Hibaq Osman

Hibaq Osman



Kalt

You would always visit with a new word in hand. Say “this is orangensaft” and I’d nod, pretend I did not remember the many years of classes. I’d thank you for the word, for the gift and for the visit. I could tell you I understand more than you think. Or I could show you to the bedroom.

This was the last time I let someone else in beyond hurricanes of small talk. All my doors are closed, triple locked and do not allow a draft. Once, you asked me how long it would take me to get out in emergency. Out loud, I wondered where you thought I was going.

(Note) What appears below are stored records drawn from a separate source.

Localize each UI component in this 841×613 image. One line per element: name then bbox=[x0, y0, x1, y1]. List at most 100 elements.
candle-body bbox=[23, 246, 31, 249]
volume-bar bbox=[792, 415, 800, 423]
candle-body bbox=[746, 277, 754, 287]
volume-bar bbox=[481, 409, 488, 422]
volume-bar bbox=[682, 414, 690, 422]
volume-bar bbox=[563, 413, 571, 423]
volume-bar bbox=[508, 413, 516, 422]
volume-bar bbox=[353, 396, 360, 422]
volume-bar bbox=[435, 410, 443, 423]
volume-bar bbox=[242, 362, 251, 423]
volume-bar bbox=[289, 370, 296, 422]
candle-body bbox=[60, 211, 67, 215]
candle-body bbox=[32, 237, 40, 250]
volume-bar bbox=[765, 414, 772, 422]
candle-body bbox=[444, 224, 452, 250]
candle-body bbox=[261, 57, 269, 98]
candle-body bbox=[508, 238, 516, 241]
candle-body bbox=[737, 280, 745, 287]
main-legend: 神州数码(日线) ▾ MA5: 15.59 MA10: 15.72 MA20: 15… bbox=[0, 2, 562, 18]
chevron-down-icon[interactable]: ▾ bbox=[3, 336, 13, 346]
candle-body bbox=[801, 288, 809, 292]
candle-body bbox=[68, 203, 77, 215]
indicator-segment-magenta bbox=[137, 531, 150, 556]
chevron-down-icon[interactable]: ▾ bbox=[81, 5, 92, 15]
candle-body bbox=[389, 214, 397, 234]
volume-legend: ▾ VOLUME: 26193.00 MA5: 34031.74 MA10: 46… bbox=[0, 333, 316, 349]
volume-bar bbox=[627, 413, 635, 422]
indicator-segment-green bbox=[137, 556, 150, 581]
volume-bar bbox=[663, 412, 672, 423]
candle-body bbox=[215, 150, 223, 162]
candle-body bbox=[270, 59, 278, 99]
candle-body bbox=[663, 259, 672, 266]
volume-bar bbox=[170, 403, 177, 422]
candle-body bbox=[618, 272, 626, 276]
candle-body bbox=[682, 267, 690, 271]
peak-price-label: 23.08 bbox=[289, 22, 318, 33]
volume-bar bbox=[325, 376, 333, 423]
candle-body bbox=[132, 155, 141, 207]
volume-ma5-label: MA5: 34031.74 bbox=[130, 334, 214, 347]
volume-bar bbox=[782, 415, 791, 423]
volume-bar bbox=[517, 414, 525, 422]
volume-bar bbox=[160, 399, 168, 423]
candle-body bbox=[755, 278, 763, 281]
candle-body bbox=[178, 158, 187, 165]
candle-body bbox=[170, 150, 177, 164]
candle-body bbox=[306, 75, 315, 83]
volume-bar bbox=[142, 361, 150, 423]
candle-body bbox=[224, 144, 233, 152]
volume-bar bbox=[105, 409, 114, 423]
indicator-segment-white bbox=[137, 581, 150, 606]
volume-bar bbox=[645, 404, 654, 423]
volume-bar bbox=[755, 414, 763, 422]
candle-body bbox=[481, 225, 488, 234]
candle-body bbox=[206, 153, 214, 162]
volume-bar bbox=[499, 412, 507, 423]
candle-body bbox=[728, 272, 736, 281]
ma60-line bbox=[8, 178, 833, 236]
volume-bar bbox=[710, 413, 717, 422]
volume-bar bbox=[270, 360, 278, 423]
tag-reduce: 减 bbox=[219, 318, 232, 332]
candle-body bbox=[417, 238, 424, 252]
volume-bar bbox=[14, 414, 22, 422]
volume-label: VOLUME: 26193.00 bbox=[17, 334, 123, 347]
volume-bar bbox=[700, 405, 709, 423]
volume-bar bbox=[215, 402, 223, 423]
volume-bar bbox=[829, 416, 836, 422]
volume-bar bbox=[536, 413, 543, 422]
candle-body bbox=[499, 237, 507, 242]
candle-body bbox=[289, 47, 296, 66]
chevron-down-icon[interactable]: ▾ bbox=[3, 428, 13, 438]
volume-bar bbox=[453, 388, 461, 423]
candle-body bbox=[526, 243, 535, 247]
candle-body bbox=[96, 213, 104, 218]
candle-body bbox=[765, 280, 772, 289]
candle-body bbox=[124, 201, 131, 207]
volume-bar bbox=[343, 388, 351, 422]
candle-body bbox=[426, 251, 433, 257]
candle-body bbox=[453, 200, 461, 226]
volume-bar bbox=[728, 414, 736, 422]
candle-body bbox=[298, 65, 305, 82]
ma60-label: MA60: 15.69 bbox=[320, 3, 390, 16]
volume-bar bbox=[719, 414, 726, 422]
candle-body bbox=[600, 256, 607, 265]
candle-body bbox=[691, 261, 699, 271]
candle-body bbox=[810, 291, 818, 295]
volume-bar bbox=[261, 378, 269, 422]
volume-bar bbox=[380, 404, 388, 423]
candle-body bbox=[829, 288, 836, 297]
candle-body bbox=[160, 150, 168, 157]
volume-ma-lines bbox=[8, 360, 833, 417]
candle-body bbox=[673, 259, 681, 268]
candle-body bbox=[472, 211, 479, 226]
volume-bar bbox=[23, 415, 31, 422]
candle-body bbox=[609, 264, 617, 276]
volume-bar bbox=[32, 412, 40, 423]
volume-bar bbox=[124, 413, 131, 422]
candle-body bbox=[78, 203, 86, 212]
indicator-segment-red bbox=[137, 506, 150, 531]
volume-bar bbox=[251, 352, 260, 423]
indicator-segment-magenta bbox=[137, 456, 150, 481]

Winters in this house are warm, I’d turn it icy if I could. Welcome to the suffocation of loving me. All this heat is yet to leave. Pointing to the bathroom you say “badezimmer”, I repeat it. Yes, this is where all the blood flows. 

Or chamber of lost causes. A house for the knives and the child within me. Secrets that must never slip under the door frame. In the morning when you’d prepare to leave, I would take your sweater and beg: next time, do not bring the cold in with you. 





HIBAQ OSMAN is a Somali writer born and based in London. Her first pamphlet A Silence You Can Carry was published under Out-Spoken Press in 2015. In 2020, Hibaq released her first full poetry collection where the memory was with Jacaranda Books.